14 In these circumstances the Court is entitled to mould the procedure as it deems appropriate. See Browne v Commissioner for Railways (1935) 36 SR (NSW) 21, 28-9. The judge hearing the application for approval of the settlement could permit the claimant to address the Court as an interested person or intervener. Although the Protective Commissioner is her tutor it is her legal rights that are in question in the application for approval.
15 The general principle referred to in Commissioner of Police v Tanos (1958) 98 CLR 383 at 385-96, would confer on the claimant a right to be heard by the judge before her legal rights are prejudiced or affected by approval of the settlement. There is no need for this to be done with any formality in view of the principle that a court exercising a statutory jurisdiction is entitled to fashion an appropriate procedure.

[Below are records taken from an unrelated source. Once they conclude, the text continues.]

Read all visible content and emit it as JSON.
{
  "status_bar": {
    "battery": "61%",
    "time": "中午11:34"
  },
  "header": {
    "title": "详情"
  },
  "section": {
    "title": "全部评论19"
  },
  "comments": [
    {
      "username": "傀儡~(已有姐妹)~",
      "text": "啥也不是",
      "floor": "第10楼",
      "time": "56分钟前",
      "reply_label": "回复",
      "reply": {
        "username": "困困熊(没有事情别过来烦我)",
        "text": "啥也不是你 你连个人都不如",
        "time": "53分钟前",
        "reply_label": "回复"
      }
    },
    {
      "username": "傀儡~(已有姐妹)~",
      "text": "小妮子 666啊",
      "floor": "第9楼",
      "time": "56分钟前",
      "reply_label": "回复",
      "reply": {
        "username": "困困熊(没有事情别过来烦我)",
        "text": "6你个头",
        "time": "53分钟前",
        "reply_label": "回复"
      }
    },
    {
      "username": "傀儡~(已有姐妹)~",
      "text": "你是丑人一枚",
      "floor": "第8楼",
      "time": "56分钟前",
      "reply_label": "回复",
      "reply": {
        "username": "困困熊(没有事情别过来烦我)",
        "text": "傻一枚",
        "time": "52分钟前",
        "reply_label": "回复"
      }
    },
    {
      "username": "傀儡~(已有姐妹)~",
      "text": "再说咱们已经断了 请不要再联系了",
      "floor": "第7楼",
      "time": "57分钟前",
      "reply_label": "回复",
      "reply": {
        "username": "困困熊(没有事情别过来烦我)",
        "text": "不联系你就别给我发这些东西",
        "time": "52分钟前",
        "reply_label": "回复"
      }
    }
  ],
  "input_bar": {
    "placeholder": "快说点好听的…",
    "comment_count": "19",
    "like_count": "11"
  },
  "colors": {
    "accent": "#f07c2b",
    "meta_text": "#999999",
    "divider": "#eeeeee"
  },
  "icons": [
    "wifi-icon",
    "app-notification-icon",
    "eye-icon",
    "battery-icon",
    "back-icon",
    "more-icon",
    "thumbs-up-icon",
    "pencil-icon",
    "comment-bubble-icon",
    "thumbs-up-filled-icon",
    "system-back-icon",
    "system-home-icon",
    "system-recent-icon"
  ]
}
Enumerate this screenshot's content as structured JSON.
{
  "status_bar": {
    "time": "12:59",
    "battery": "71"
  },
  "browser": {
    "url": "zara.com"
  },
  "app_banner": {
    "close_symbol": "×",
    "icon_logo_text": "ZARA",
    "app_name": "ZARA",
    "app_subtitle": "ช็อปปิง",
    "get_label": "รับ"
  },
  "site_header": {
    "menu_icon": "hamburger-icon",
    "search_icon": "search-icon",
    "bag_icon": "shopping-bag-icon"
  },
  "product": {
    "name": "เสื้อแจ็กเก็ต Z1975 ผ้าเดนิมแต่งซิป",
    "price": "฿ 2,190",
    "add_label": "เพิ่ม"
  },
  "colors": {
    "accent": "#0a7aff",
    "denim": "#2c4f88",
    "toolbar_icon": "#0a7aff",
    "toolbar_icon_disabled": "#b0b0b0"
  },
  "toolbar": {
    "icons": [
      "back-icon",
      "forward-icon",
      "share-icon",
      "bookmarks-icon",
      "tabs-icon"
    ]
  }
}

16 One way or other the District Court will be entitled to receive submissions from the claimant should she choose to appear tomorrow in opposition to an order approving the settlement. The claimant has the affidavit material on which the Commissioner intends to rely and further material has been produced in this Court pursuant to a subpoena. If for any reason the District Court judge were unwilling to allow the claimant to make submissions in opposition to the approval of the settlement, Mr Andrews, counsel appearing for the Protective Commission, has undertaken to the Court that he will call the claimant as his witness in the District Court to allow her to explain her objections to the judge.
17 In these circumstances, both as a matter of power and utility, and as a matter of discretion, I refuse the application for a stay of the orders of Barrett J. Accordingly I dismiss prayers 2 and 3 of the Notice of Motion of 18 November 2003. The claimant will have to pay the costs of the hearing today.